Les éditions Belin ont entrepris en 2016 la publication d’une ambitieuse collection sous le nom de Mondes anciens. Sous la direction de Joël Cornette, cette collection compte déjà trois titres : Préhistoires d’Europe, L’Égypte des Pharaons et La Mésopotamie. Ce dernier volume, La Mésopotamie, rédigé par Bertrand Lafont, Aline Tenu, Francis Joannès et Philippe Clancier est paru en septembre 2017. Un mot, Mésopotamie, qui représente trois mille ans de civilisation. Véritable événement, il s’agit sans doute du meilleur ouvrage publié en français sur la question.
Mésopotamie, pays entre les fleuves
Mésopotamie, le pays entre les fleuves, le mot m’a toujours fait rêver. Sumer et Akkad, Babylone, Ninive, autant de villes et de pays mythiques. L’Égypte pharaonique, avec ses monuments spectaculaires, attire souvent davantage l’attention du grand public.
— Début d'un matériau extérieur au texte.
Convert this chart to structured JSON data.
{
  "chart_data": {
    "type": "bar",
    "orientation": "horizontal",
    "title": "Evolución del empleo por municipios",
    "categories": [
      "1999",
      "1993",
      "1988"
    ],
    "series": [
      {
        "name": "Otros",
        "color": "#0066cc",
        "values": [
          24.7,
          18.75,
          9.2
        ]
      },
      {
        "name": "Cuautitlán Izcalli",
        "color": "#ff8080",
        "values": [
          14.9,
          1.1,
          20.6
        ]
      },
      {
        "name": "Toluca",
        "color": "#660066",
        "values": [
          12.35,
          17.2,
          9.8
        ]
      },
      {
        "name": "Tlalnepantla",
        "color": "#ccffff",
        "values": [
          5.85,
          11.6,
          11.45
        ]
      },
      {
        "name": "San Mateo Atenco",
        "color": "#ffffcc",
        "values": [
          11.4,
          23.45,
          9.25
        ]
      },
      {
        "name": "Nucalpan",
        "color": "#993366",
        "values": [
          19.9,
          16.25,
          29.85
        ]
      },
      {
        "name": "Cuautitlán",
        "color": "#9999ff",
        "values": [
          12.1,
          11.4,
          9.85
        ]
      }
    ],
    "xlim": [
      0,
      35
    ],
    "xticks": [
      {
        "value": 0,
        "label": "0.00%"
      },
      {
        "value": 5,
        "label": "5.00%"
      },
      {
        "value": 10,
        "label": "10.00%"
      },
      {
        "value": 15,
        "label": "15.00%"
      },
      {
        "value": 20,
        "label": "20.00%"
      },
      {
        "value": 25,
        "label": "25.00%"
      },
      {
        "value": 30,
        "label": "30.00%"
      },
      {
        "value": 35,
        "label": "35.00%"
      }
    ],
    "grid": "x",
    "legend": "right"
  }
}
C’est un peu dommage pour cette civilisation longtemps oubliée, redécouverte au milieu du XIXe siècle et depuis ressuscitée par ceux que l’on appelle les assyriologues, les spécialistes de cet espace comprise entre le Tigre et l’Euphrate.
Les auteurs soulignent par ailleurs combien la Mésopotamie, en tant que civilisation, a largement débordé les frontières de l’Irak actuel englobant à certaines époques la Syrie, une partie de la Turquie, de l’Iran ou de la péninsule arabique.
Les malheurs des temps modernes, les saccages et les prédations opérés par les islamistes ces dernières années n’ont pas épargné malheureusement les fragiles vestiges de ces temps lointains mais fascinants.
Si les monuments mésopotamiens en briques étaient périssables, en revanche, leurs écrits ont mieux traversé les siècles que les fragiles papyrus égyptiens. Des dizaines de milliers de tablettes d’argile recouvertes d’écriture cunéiforme ont été retrouvées sur les sites de fouilles. Elles nous permettent d’approcher non seulement l’histoire des grands rois mais aussi la vie et les préoccupations des gens ordinaires vivant en Mésopotamie.
Débuts de l’écriture, de la littérature et des sciences
C’est en Mésopotamie que naissent l’écriture et la première épopée (Gilgamesh), que sont conçus des instruments scientifiques tel le calcul sexagésimal que nous utilisons toujours pour diviser le cercle en 360° ou l’heure en 60 minutes. On y expérimente aussi les titres de propriété, les reconnaissances de dette, les contrats de travail, les remises d’impôt. C’est là aussi qu’est fondé le premier grand empire de l’histoire rassemblant des populations de langues diverses : au Ier millénaire, les Assyriens ont dominé un espace allant de l’Égypte aux frontières des actuels mondes turc, iranien et de la péninsule arabique.
Le livre est magnifique. Magnifique par ses illustrations aux légendes très détaillées, ses nombreuses cartes et ses plans, ses reconstitutions virtuelles de cités disparues, son souci d’explication très pédagogique. On nous montre, par exemple, comment les assyriologues déchiffrent les cunéiformes. Cette somme souligne aussi combien les historiens sont tributaires des préoccupations de leur époque. Autrefois on expliquait les crises par de brutales invasions de barbares submergeant tout sur leur passage. Aujourd’hui, l’accent est mis sur les « changements climatiques » provoquant le déclin de telle ou telle région.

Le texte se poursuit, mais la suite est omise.